= Charles's Cross =

Middle Age boundary

In the Middle Ages, Charles's Cross (Crux Caroli Regis), high in the Pyrenees, marked the frontier between the Kingdom of Navarre and the Duchy of Gascony, specifically the boundary between the Diocese of Bayonne and the Diocese of Pamplona. It was located in the Col de Cize just north of Roncesvalles on the Way of Saint James.

==History==
According to legend, owing primarily to the Liber peregrinationis of Aymeric Picaud, the cross was planted by Charlemagne when he first crossed the Pyrenees on his way to Zaragoza in 778. He reportedly said a prayer to Saint James at the site, thus inaugurating the cult of James in Spain some thirty six years before his relics were rediscovered. The first reference to a cross named after Charles is in an episcopal charter of Bayonne, dated 980. A bull of Pope Paschal II in 1106 refers to the limits of the French kingdom as the vallis que Cirsia dicitur usque Caroli crucem (valley called Cizes as far as Charles's cross). José María Lacarra (1907-1987) affirmed that the cross was originally only a diocesan boundary, of Carolingian provenance, and was associated with the Way of Saint James. The famous Spanish historian Ramón Menéndez Pidal argued that the cross was an important stage in the pilgrim's journey because it marked their entrance into Spain.

The cross named after Charles was in fact only one of many crosses, known as the croix bornales, that once marked the diocesan (and international) boundary in the Pyrenees between the eleventh and sixteenth centuries. Crosses sited near settlements were usually of stone. Those located further up in the mountains were usually of iron, because they were easier to transport and cheaper to manufacture. The ferrous landmarks explain the Basque toponym gurutzgorris and the Spanish cruces rojas, both meaning "red crosses".

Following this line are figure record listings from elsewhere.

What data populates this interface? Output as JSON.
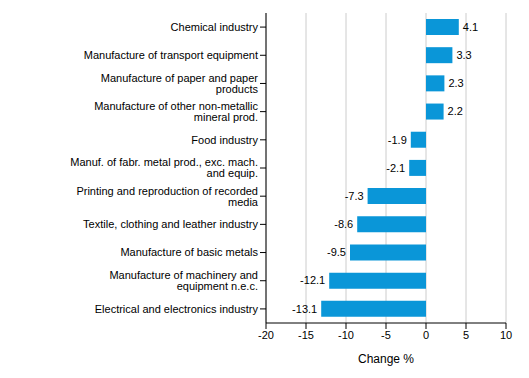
{
  "chart_data": {
    "type": "bar",
    "orientation": "horizontal",
    "categories": [
      "Chemical industry",
      "Manufacture of transport equipment",
      "Manufacture of paper and paper products",
      "Manufacture of other non-metallic mineral prod.",
      "Food industry",
      "Manuf. of fabr. metal prod., exc. mach. and equip.",
      "Printing and reproduction of recorded media",
      "Textile, clothing and leather industry",
      "Manufacture of basic metals",
      "Manufacture of machinery and equipment n.e.c.",
      "Electrical and electronics industry"
    ],
    "values": [
      4.1,
      3.3,
      2.3,
      2.2,
      -1.9,
      -2.1,
      -7.3,
      -8.6,
      -9.5,
      -12.1,
      -13.1
    ],
    "color": "#0a96d8",
    "xlabel": "Change %",
    "xlim": [
      -20,
      10
    ],
    "xticks": [
      -20,
      -15,
      -10,
      -5,
      0,
      5,
      10
    ],
    "grid": true,
    "data_labels": true
  }
}
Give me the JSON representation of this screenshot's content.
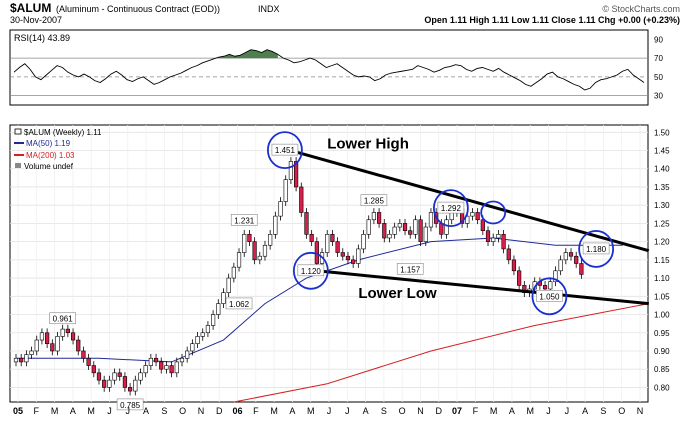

In 1160 the Vézelay Chronicle recorded the cross as the southern boundary of the domain of Eleanor of Aquitaine when she married Louis VII of France. The twelfth-century Liber mentions not only the cross, but also the hospice called Rotolandus, Charlemagne's chapel, and the rock split by Durendal, the sword of Roland, and his tomb at Blaye. The cross is mentioned in Ralph of Diceto, who says that as a result of Richard I's campaigns in 1194 "from the castle of Verneuil until one arrives at Charles's Cross no rebels exist" (a castello Vernolii quousque veniatur ad crucem Karoli nullus ei rebellis existat). The Annales sancti Albini andegavensis (or Annales de Saint- Aubin) record that when John became king of England in 1199 he "acquired all the kingdom which was his father's as far as the cross of King Charles" (adquisivit totum regnum quod erat patris sui usque ad crucem Caroli regis).

==Location==
Researchers have proposed various interpretations of the evidence for the cross's location for centuries. In 1637, the Basque Arnauld de Oihenart, in his Notitia utriusque Vasconie, concluded that Charles's Cross had occupied a site that was then under the chapel of San Salvador de Ibañeta. The Béarnais Pierre de Marca followed in him in this identification. Around the turn of the twentieth century, two canons of Bayonne, Victor Pierre Dubarat (1849-1912) and Jean-Baptiste Daranatz (1869-1937), wrote that in the twelfth century the site of San Salvador de Ibañeta had been covered by nothing but Charles's Cross and the thousands of other crosses placed there by pilgrims on the Way of Saint James. According to Lacarra, this conclusion is based on a misinterpretation of the Liber peregrinationis.

Other historians around the turn of the twentieth century placed the cross on the Roman road that passed through the mountains. The historian Jean de Jaurgain (1842-1920) believed the cross was located near Arnéguy and Valcarlos, and even identified it with the now lost "Capeyron Roge", in fact a pilgrim hospital. The historical cross which confused him was a diocesan marker, which he found labeled "Curutchegorry" on an eighteenth-century map. Louis Colas (1869-1929) was so convinced that Charlemagne had planted the cross atop the summit of Orzanzurieta, the highest peak in the region, when he repaired the road to Zaragoza, then he climbed the Pyrenees in search of its remains in 1910. The remains of a cross he did report, but these were shown to be the remains of a trigonometric column used by the military.

Others have differed in their readings of Aymeric Picaud. Piarres Narbaitz Caillava (1910-1984) denied that the cross could have been as high up as Colas suggested and still be accessible to pilgrims. He interpreted Picaud as saying it was in a "marvellous mount", which he identified with the Col de Cizes, but still on the Roman road. Pidal proposed the peak of Astobizcar, the highest point of the route through Lepoeder, but Jimeno Jurío demonstrated that this was a misreading of Picaud, who said not that the cross was located at the fastigium (highest point) but was visible from it in summitate eiusdem monti (on a lesser summit of its mountains).

A cross outside Roncesvalles was placed in the fifteenth century by a prior of the collegiate church.